3. Key Contributions

• Feasibility of "Bridge" Experiments: The paper demonstrates that a "minimalist" reconfiguration of existing NA62 hardware can yield physics results immediately post-LS3, bridging the gap before the full SHiP detector is operational.
• Geometric Sensitivity Analysis: The study quantifies how different production mechanisms (e.g., Bremsstrahlung vs. Meson Decays) respond to detector geometry. It highlights that while extending the decay volume is crucial for long-lived particles, the solid angle acceptance is the dominant factor for specific models (like Heavy Neutral Leptons).
• Benchmarking: It provides a direct, apples-to-apples comparison of sensitivity limits for Dark Photons, Higgs-like scalars, Heavy Neutral Leptons (HNLs), and Axion-like Particles (ALPs) across minimal, optimized, and full SHiP configurations.

4. Results

The sensitivity was expressed as 90% Confidence Level (CL) exclusion bounds on coupling parameters vs. mass.

• Dark Photons (BC1):
  • Production is dominated by forward Bremsstrahlung.
  • Result: The difference in sensitivity between the minimal (BDF 0), rearranged (BDF 3a), and full SHiP (BDF 4) configurations is marginal. The decay volume length is the primary driver, and even the minimal setup performs competitively.
• Higgs-like Scalars (BC4/BC5):
  • Similar to Dark Photons, production is forward-peaked.
  • Result: Sensitivity differences between configurations are small. The off-axis configuration (BDF 0) shows slightly reduced sensitivity compared to on-axis, but remains competitive.
• Heavy Neutral Leptons (HNLs) (BC6–BC8):
  • Produced primarily via $D$ and $B$ meson decays, which have broader angular distributions.
  • Result: The solid angle acceptance is critical here. The full SHiP configuration (BDF 4) offers significantly better sensitivity, particularly above the $D$-meson mass threshold, compared to the NA62-based setups.

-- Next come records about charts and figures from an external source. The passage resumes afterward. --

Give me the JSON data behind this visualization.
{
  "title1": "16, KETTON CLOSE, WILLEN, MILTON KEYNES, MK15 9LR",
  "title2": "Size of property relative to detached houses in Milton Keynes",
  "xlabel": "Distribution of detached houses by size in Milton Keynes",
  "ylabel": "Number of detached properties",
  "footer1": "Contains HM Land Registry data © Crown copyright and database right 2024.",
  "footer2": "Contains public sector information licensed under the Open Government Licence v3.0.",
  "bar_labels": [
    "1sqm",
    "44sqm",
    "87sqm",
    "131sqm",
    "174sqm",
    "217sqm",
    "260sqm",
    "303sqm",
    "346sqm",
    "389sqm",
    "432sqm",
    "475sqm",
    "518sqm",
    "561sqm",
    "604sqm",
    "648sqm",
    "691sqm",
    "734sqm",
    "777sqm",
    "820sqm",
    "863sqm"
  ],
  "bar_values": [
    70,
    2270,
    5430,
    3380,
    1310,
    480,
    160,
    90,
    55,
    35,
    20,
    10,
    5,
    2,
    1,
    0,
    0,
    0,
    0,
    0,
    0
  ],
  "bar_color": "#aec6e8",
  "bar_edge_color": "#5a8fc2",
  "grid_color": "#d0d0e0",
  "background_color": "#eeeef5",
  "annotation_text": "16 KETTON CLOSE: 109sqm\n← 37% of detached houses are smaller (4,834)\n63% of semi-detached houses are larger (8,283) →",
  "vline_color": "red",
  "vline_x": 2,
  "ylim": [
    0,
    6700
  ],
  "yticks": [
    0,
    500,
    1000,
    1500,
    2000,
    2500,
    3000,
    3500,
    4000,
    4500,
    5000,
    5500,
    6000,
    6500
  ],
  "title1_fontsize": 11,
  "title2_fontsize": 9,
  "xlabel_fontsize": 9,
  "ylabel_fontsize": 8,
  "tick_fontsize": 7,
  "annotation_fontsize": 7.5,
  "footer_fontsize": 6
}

However, the rearranged BDF 3a configuration still offers substantial reach compared to current limits.
• Axion-like Particles (ALPs) (BC9–BC11):
  • Photon-coupled and gluon-coupled ALPs are forward-emitted (similar to Dark Photons), showing minimal geometry dependence.
  • Fermion-coupled ALPs (BC10) rely more on $B$-meson decays, favoring larger solid angles, but the minimal setup still provides competitive exclusion limits.

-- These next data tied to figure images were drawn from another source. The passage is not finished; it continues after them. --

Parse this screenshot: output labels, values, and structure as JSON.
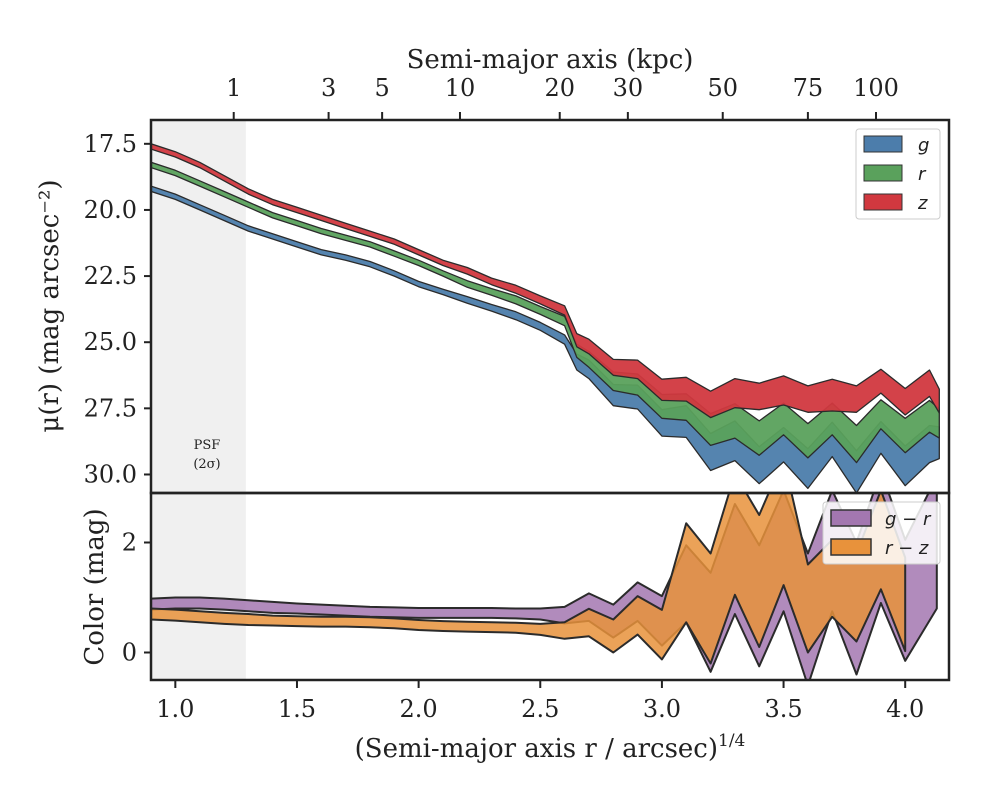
{
  "chart_data": {
    "type": "area",
    "top_axis": {
      "label": "Semi-major axis (kpc)",
      "ticks": [
        "1",
        "3",
        "5",
        "10",
        "20",
        "30",
        "50",
        "75",
        "100"
      ],
      "tick_x": [
        1.24,
        1.63,
        1.85,
        2.17,
        2.58,
        2.86,
        3.25,
        3.6,
        3.88
      ]
    },
    "x_axis": {
      "label": "(Semi-major axis r / arcsec)",
      "label_sup": "1/4",
      "range": [
        0.9,
        4.18
      ],
      "ticks": [
        "1.0",
        "1.5",
        "2.0",
        "2.5",
        "3.0",
        "3.5",
        "4.0"
      ]
    },
    "psf_region": {
      "x": [
        0.9,
        1.29
      ],
      "label_line1": "PSF",
      "label_line2": "(2σ)"
    },
    "panels": [
      {
        "name": "surface-brightness",
        "ylabel": "μ(r) (mag arcsec⁻²)",
        "yrange": [
          16.6,
          30.7
        ],
        "inverted": true,
        "yticks": [
          "17.5",
          "20.0",
          "22.5",
          "25.0",
          "27.5",
          "30.0"
        ],
        "legend_position": "top-right",
        "series": [
          {
            "name": "g",
            "color": "#4c7dab",
            "x": [
              0.9,
              1.0,
              1.1,
              1.2,
              1.3,
              1.4,
              1.5,
              1.6,
              1.7,
              1.8,
              1.9,
              2.0,
              2.1,
              2.2,
              2.3,
              2.4,
              2.5,
              2.6,
              2.65,
              2.7,
              2.8,
              2.9,
              3.0,
              3.1,
              3.2,
              3.3,
              3.4,
              3.5,
              3.6,
              3.7,
              3.8,
              3.9,
              4.0,
              4.1,
              4.14
            ],
            "y": [
              19.2,
              19.5,
              19.9,
              20.3,
              20.7,
              21.0,
              21.3,
              21.6,
              21.8,
              22.05,
              22.4,
              22.8,
              23.1,
              23.4,
              23.7,
              24.0,
              24.4,
              24.9,
              25.6,
              26.2,
              26.8,
              27.3,
              27.8,
              28.3,
              28.8,
              29.1,
              29.3,
              29.2,
              29.4,
              29.0,
              29.5,
              28.9,
              29.3,
              29.2,
              28.5
            ],
            "width": [
              0.2,
              0.2,
              0.2,
              0.2,
              0.2,
              0.2,
              0.2,
              0.2,
              0.2,
              0.2,
              0.2,
              0.2,
              0.2,
              0.25,
              0.25,
              0.3,
              0.3,
              0.35,
              0.6,
              0.7,
              0.8,
              0.9,
              1.0,
              1.2,
              1.4,
              1.5,
              1.4,
              1.3,
              1.5,
              1.3,
              1.6,
              1.2,
              1.5,
              1.4,
              1.2
            ]
          },
          {
            "name": "r",
            "color": "#5aa15c",
            "x": [
              0.9,
              1.0,
              1.1,
              1.2,
              1.3,
              1.4,
              1.5,
              1.6,
              1.7,
              1.8,
              1.9,
              2.0,
              2.1,
              2.2,
              2.3,
              2.4,
              2.5,
              2.6,
              2.65,
              2.7,
              2.8,
              2.9,
              3.0,
              3.1,
              3.2,
              3.3,
              3.4,
              3.5,
              3.6,
              3.7,
              3.8,
              3.9,
              4.0,
              4.1,
              4.14
            ],
            "y": [
              18.3,
              18.6,
              19.0,
              19.4,
              19.8,
              20.2,
              20.5,
              20.8,
              21.05,
              21.3,
              21.65,
              22.0,
              22.4,
              22.8,
              23.1,
              23.4,
              23.8,
              24.2,
              25.2,
              25.8,
              26.3,
              26.8,
              27.2,
              27.7,
              28.0,
              28.3,
              28.3,
              28.2,
              28.4,
              28.2,
              28.5,
              28.0,
              28.2,
              28.1,
              27.8
            ],
            "width": [
              0.2,
              0.2,
              0.2,
              0.2,
              0.2,
              0.2,
              0.2,
              0.2,
              0.2,
              0.2,
              0.2,
              0.2,
              0.2,
              0.25,
              0.25,
              0.3,
              0.3,
              0.35,
              0.5,
              0.6,
              0.7,
              0.8,
              0.9,
              1.0,
              1.2,
              1.3,
              1.3,
              1.2,
              1.3,
              1.2,
              1.4,
              1.1,
              1.3,
              1.2,
              1.1
            ]
          },
          {
            "name": "z",
            "color": "#d1383f",
            "x": [
              0.9,
              1.0,
              1.1,
              1.2,
              1.3,
              1.4,
              1.5,
              1.6,
              1.7,
              1.8,
              1.9,
              2.0,
              2.1,
              2.2,
              2.3,
              2.4,
              2.5,
              2.6,
              2.65,
              2.7,
              2.8,
              2.9,
              3.0,
              3.1,
              3.2,
              3.3,
              3.4,
              3.5,
              3.6,
              3.7,
              3.8,
              3.9,
              4.0,
              4.1,
              4.14
            ],
            "y": [
              17.6,
              17.9,
              18.3,
              18.8,
              19.3,
              19.7,
              20.0,
              20.3,
              20.6,
              20.9,
              21.2,
              21.6,
              22.0,
              22.3,
              22.7,
              23.0,
              23.4,
              23.8,
              24.8,
              25.3,
              25.8,
              26.2,
              26.6,
              27.0,
              27.1,
              27.2,
              26.8,
              27.1,
              26.9,
              27.3,
              26.9,
              26.7,
              27.0,
              26.8,
              27.0
            ],
            "width": [
              0.2,
              0.2,
              0.2,
              0.2,
              0.2,
              0.2,
              0.2,
              0.2,
              0.2,
              0.2,
              0.2,
              0.2,
              0.2,
              0.25,
              0.25,
              0.3,
              0.3,
              0.35,
              0.5,
              0.55,
              0.6,
              0.7,
              0.8,
              0.9,
              1.0,
              1.1,
              1.0,
              1.1,
              1.0,
              1.2,
              1.0,
              0.9,
              1.0,
              1.0,
              0.9
            ]
          }
        ]
      },
      {
        "name": "color",
        "ylabel": "Color (mag)",
        "yrange": [
          -0.5,
          2.9
        ],
        "inverted": false,
        "yticks": [
          "0",
          "2"
        ],
        "legend_position": "top-right",
        "series": [
          {
            "name": "g − r",
            "color": "#a377b0",
            "x": [
              0.9,
              1.0,
              1.1,
              1.2,
              1.3,
              1.4,
              1.5,
              1.6,
              1.7,
              1.8,
              1.9,
              2.0,
              2.1,
              2.2,
              2.3,
              2.4,
              2.5,
              2.6,
              2.7,
              2.8,
              2.9,
              3.0,
              3.1,
              3.2,
              3.3,
              3.4,
              3.5,
              3.6,
              3.7,
              3.8,
              3.9,
              4.0,
              4.13
            ],
            "y": [
              0.88,
              0.9,
              0.9,
              0.88,
              0.85,
              0.82,
              0.8,
              0.78,
              0.76,
              0.74,
              0.73,
              0.72,
              0.72,
              0.72,
              0.72,
              0.71,
              0.7,
              0.68,
              0.7,
              0.72,
              0.75,
              0.8,
              0.9,
              1.0,
              1.2,
              1.4,
              1.3,
              1.2,
              1.3,
              1.4,
              1.5,
              1.5,
              1.4
            ],
            "width": [
              0.2,
              0.2,
              0.2,
              0.2,
              0.2,
              0.2,
              0.18,
              0.18,
              0.18,
              0.18,
              0.18,
              0.18,
              0.18,
              0.18,
              0.18,
              0.18,
              0.2,
              0.3,
              0.5,
              0.6,
              0.7,
              0.9,
              1.4,
              1.8,
              2.0,
              2.2,
              2.2,
              2.4,
              2.2,
              2.4,
              2.4,
              2.2,
              2.4
            ]
          },
          {
            "name": "r − z",
            "color": "#e8923b",
            "x": [
              0.9,
              1.0,
              1.1,
              1.2,
              1.3,
              1.4,
              1.5,
              1.6,
              1.7,
              1.8,
              1.9,
              2.0,
              2.1,
              2.2,
              2.3,
              2.4,
              2.5,
              2.6,
              2.7,
              2.8,
              2.9,
              3.0,
              3.1,
              3.2,
              3.3,
              3.4,
              3.5,
              3.6,
              3.7,
              3.8,
              3.9,
              4.0
            ],
            "y": [
              0.7,
              0.68,
              0.65,
              0.62,
              0.6,
              0.58,
              0.57,
              0.56,
              0.56,
              0.55,
              0.53,
              0.5,
              0.48,
              0.47,
              0.46,
              0.45,
              0.42,
              0.4,
              0.42,
              0.45,
              0.5,
              0.55,
              1.0,
              1.3,
              1.6,
              1.9,
              1.8,
              1.2,
              1.0,
              1.4,
              1.6,
              1.3
            ],
            "width": [
              0.2,
              0.2,
              0.2,
              0.2,
              0.2,
              0.18,
              0.18,
              0.18,
              0.18,
              0.18,
              0.18,
              0.18,
              0.18,
              0.18,
              0.18,
              0.18,
              0.2,
              0.3,
              0.5,
              0.6,
              0.7,
              0.9,
              1.8,
              2.0,
              2.2,
              2.4,
              2.3,
              1.6,
              1.4,
              1.6,
              1.8,
              1.7
            ]
          }
        ]
      }
    ]
  }
}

Key Finding: Even the BDF 0 (Minimal) configuration, which requires no major reconstruction of the detector hall, can probe a significant portion of the FIP parameter space, often reaching within a factor of 2–3 of the full SHiP sensitivity for forward-peaked models.

5. Significance

• Strategic Value: The paper argues that waiting for the full SHiP detector might result in a loss of discovery potential. A "minimal" NA62-based experiment could start collecting data immediately after LS3, potentially discovering new physics years earlier.
• Cost-Effectiveness: Utilizing existing, proven detectors (NA62) reduces the risk and cost associated with building a new facility from scratch.
• Background Validation: The study reinforces the feasibility of zero-background searches in beam-dump experiments by demonstrating that the NA62 background performance can be maintained or improved at the BDF with standard magnetic sweeping techniques.
• Community Impact: By using the public Alpinist framework, the authors provide a transparent and reproducible baseline for the community to evaluate future FIP search strategies at CERN and elsewhere.

In conclusion, the paper establishes that NO LESS (Novel Opportunities for Light Exotic Searches) is a viable and highly competitive strategy. It suggests that the physics community should seriously consider deploying a reconfigured NA62 detector at the BDF immediately after LS3 to maximize the scientific output of the SPS beam.